O professor Walmir José, que acompanha a escola desde a sua criação, também traz questões bastante interessantes quanto às mudanças do perfil dos estudantes da escola de teatro:

As primeiras turmas eram turmas mais velhas. Eu acho que até por uma questão cultural. Naqueles anos 80 fazer teatro ainda era mal visto. Então as pessoas precisavam ter uma certa independência para poder fazer teatro. Com o passar do tempo fazer teatro foi sendo ligado ao fazer televisão, ao ator, atriz, ao dinheiro... Então hoje é muito natural que os pais aceitem. A outra coisa é aquele preconceito relativo ao homossexualismo que era uma coisa muito comum das pessoas apontarem nas artes em geral. Então ao longo do tempo também isso deixou de ser um tabu. O filho andar com um garoto que é homossexual já não assusta os pais. Então essas coisas ajudaram. De outro lado ajudou também uma certa independência financeira. De uns 15 anos para cá as famílias têm um pouco mais de recursos. Agora os alunos conquistaram a gratuidade do curso, não tem mais que pagar mensalidade. Então tem um conjunto de coisas que vão fazendo com que essa faixa etária baixe. Mas ao mesmo tempo tem um grupo mais velho, que já está na universidade ou já se formou e que resolveu fazer o curso também. Se a gente olhar as turmas todas, eles vão estar numa faixa de um pouco mais de 20 anos. Agora teve uma mudança muito forte. Os negros hoje têm uma presença muito mais importante dentro do teatro e dentro da música também. Há uns anos atrás a gente só via os meninos e meninas branquinhos de cabelos lisinhos. Houve uma mudança no país. Uma apropriação de classe e de cor da pele. A gente teve várias vezes muitas turmas que não tinham um negro. Ano passado eu estava olhando os candidatos fazendo a prova de português e tinha meio a meio de candidatos negros e brancos. Passaram muito mais brancos. Ainda tem um déficit da escola básica e a prova sendo de redação acaba eliminando mais negros do que brancos. Essa turma que estou agora, uma turma de vinte, deve ter uns seis negros. Isso já é uma modificação muito profunda. Na primeira turma só tinha um negro. Dos quarenta, só um negro.
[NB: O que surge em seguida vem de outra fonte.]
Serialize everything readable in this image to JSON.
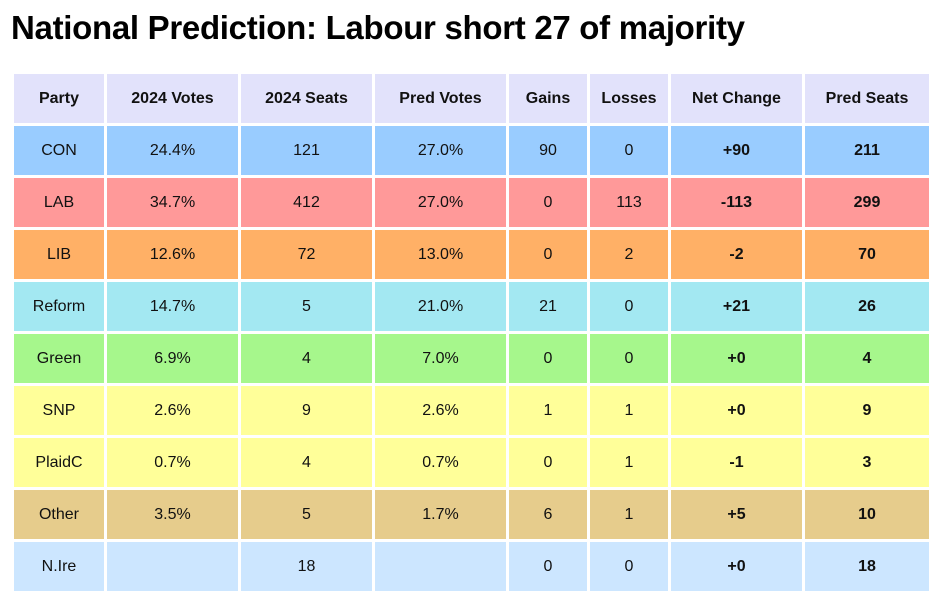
{
  "title": "National Prediction: Labour short 27 of majority",
  "columns": [
    "Party",
    "2024 Votes",
    "2024 Seats",
    "Pred Votes",
    "Gains",
    "Losses",
    "Net Change",
    "Pred Seats"
  ],
  "rows": [
    {
      "party": "CON",
      "votes_2024": "24.4%",
      "seats_2024": "121",
      "pred_votes": "27.0%",
      "gains": "90",
      "losses": "0",
      "net_change": "+90",
      "pred_seats": "211",
      "color": "#99ccff"
    },
    {
      "party": "LAB",
      "votes_2024": "34.7%",
      "seats_2024": "412",
      "pred_votes": "27.0%",
      "gains": "0",
      "losses": "113",
      "net_change": "-113",
      "pred_seats": "299",
      "color": "#ff9999"
    },
    {
      "party": "LIB",
      "votes_2024": "12.6%",
      "seats_2024": "72",
      "pred_votes": "13.0%",
      "gains": "0",
      "losses": "2",
      "net_change": "-2",
      "pred_seats": "70",
      "color": "#ffb066"
    },
    {
      "party": "Reform",
      "votes_2024": "14.7%",
      "seats_2024": "5",
      "pred_votes": "21.0%",
      "gains": "21",
      "losses": "0",
      "net_change": "+21",
      "pred_seats": "26",
      "color": "#a3e8f2"
    },
    {
      "party": "Green",
      "votes_2024": "6.9%",
      "seats_2024": "4",
      "pred_votes": "7.0%",
      "gains": "0",
      "losses": "0",
      "net_change": "+0",
      "pred_seats": "4",
      "color": "#a6f78c"
    },
    {
      "party": "SNP",
      "votes_2024": "2.6%",
      "seats_2024": "9",
      "pred_votes": "2.6%",
      "gains": "1",
      "losses": "1",
      "net_change": "+0",
      "pred_seats": "9",
      "color": "#ffff99"
    },
    {
      "party": "PlaidC",
      "votes_2024": "0.7%",
      "seats_2024": "4",
      "pred_votes": "0.7%",
      "gains": "0",
      "losses": "1",
      "net_change": "-1",
      "pred_seats": "3",
      "color": "#ffff99"
    },
    {
      "party": "Other",
      "votes_2024": "3.5%",
      "seats_2024": "5",
      "pred_votes": "1.7%",
      "gains": "6",
      "losses": "1",
      "net_change": "+5",
      "pred_seats": "10",
      "color": "#e6cc8c"
    },
    {
      "party": "N.Ire",
      "votes_2024": "",
      "seats_2024": "18",
      "pred_votes": "",
      "gains": "0",
      "losses": "0",
      "net_change": "+0",
      "pred_seats": "18",
      "color": "#cce6ff"
    }
  ],
  "colors": {
    "header_bg": "#e2e2fb",
    "page_bg": "#ffffff"
  }
}
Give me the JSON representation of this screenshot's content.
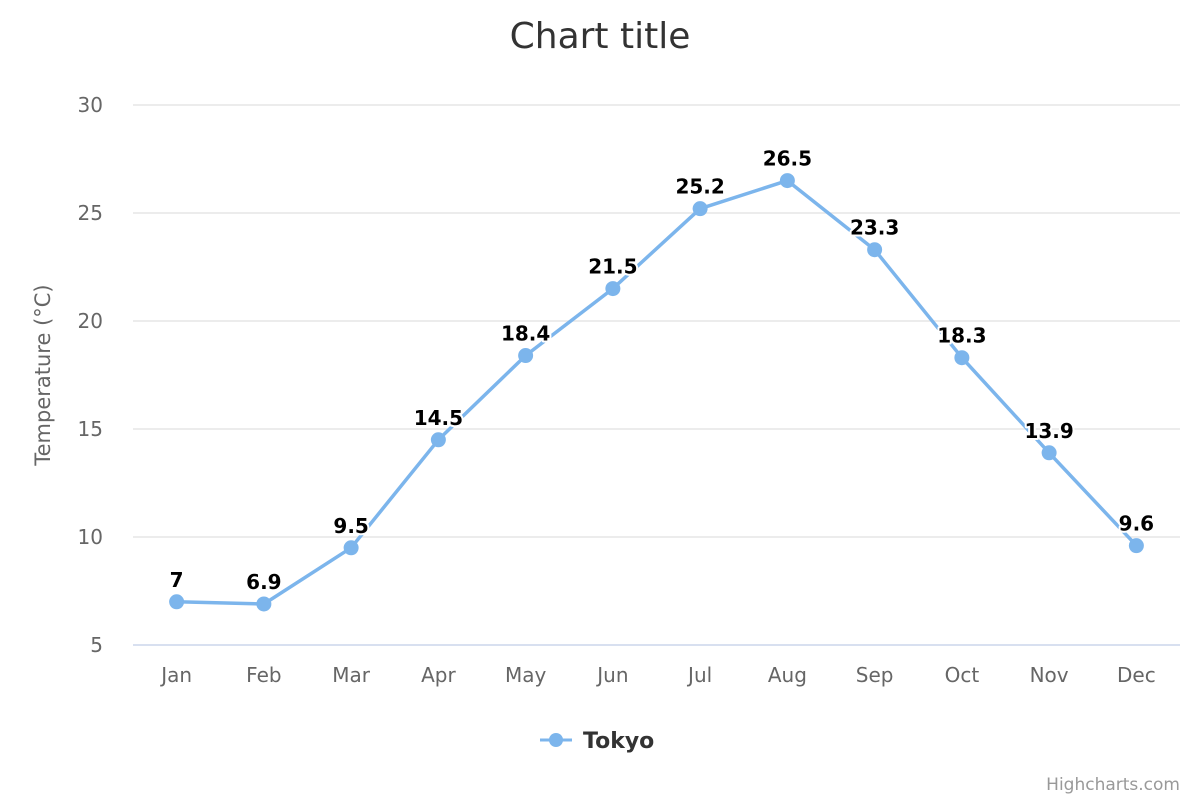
{
  "colors": {
    "series": "#7cb5ec",
    "gridline": "#e6e6e6",
    "axis_line": "#ccd6eb"
  },
  "credits": "Highcharts.com",
  "chart_data": {
    "type": "line",
    "title": "Chart title",
    "xlabel": "",
    "ylabel": "Temperature (°C)",
    "categories": [
      "Jan",
      "Feb",
      "Mar",
      "Apr",
      "May",
      "Jun",
      "Jul",
      "Aug",
      "Sep",
      "Oct",
      "Nov",
      "Dec"
    ],
    "ylim": [
      5,
      30
    ],
    "yticks": [
      5,
      10,
      15,
      20,
      25,
      30
    ],
    "grid": true,
    "legend": "bottom-center",
    "data_labels": true,
    "series": [
      {
        "name": "Tokyo",
        "values": [
          7.0,
          6.9,
          9.5,
          14.5,
          18.4,
          21.5,
          25.2,
          26.5,
          23.3,
          18.3,
          13.9,
          9.6
        ],
        "labels": [
          "7",
          "6.9",
          "9.5",
          "14.5",
          "18.4",
          "21.5",
          "25.2",
          "26.5",
          "23.3",
          "18.3",
          "13.9",
          "9.6"
        ]
      }
    ]
  }
}
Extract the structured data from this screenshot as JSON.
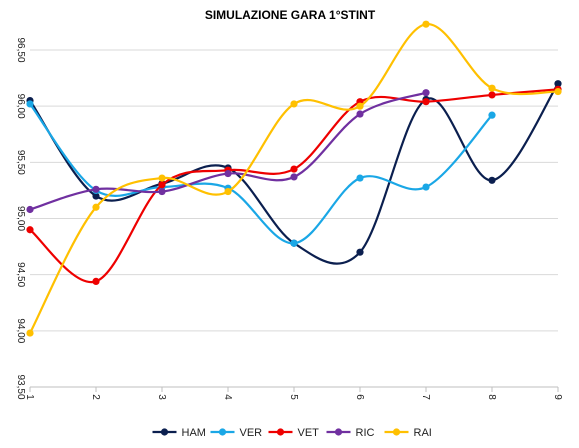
{
  "chart_data": {
    "type": "line",
    "title": "SIMULAZIONE GARA 1°STINT",
    "xlabel": "",
    "ylabel": "",
    "x": [
      1,
      2,
      3,
      4,
      5,
      6,
      7,
      8,
      9
    ],
    "x_tick_labels": [
      "1",
      "2",
      "3",
      "4",
      "5",
      "6",
      "7",
      "8",
      "9"
    ],
    "y_tick_labels": [
      "93,50",
      "94,00",
      "94,50",
      "95,00",
      "95,50",
      "96,00",
      "96,50"
    ],
    "ylim": [
      93.5,
      96.5
    ],
    "grid": true,
    "smooth": true,
    "legend_position": "bottom",
    "series": [
      {
        "name": "HAM",
        "color": "#0b1f4f",
        "values": [
          96.05,
          95.2,
          95.31,
          95.45,
          94.78,
          94.7,
          96.06,
          95.34,
          96.2
        ]
      },
      {
        "name": "VER",
        "color": "#1aa7e6",
        "values": [
          96.02,
          95.25,
          95.28,
          95.27,
          94.78,
          95.36,
          95.28,
          95.92,
          null
        ]
      },
      {
        "name": "VET",
        "color": "#ee0000",
        "values": [
          94.9,
          94.44,
          95.3,
          95.43,
          95.44,
          96.04,
          96.04,
          96.1,
          96.15
        ]
      },
      {
        "name": "RIC",
        "color": "#7030a0",
        "values": [
          95.08,
          95.26,
          95.24,
          95.4,
          95.37,
          95.93,
          96.12,
          null,
          null
        ]
      },
      {
        "name": "RAI",
        "color": "#ffc000",
        "values": [
          93.98,
          95.1,
          95.36,
          95.24,
          96.02,
          96.0,
          96.73,
          96.16,
          96.13
        ]
      }
    ]
  }
}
Uma informação relevante, lembrada pelo professor Paulo Buarque e que está relacionada com algumas questões apresentadas na fala acima, é o fato do CEFAR atingir um público de regiões mais afastadas do centro da capital. Para ele“esse é o grande trunfo dessa

escola”.

Um fato bastante marcante que também chama a atenção nos depoimentos dos estudantes é a relação de carinho que eles estabelecem com a escola. Principalmente no caso do curso de Dança, em que grande parte dos alunos estudam lá desde o curso básico, o CEFAR

faz parte da rotina diária desses estudantes por muitos anos: “eu entrei com 8 anos e estou aqui

até hoje. Esse é o 8º ano que eu estou aqui” (Elisa Crespo, aluna do 2º ano de dança). O professor Paulo Buarque conta que:

Houve épocas aqui no CEFAR que os formandos se sentiam castigados por estar formando. Formados não podem fazer aula aqui na escola, é um quesito. Eles tinham a sensação de estarem sendo penalizados por estar se formando, choravam. E não sabiam se iam encontrar alguma coisa lá fora!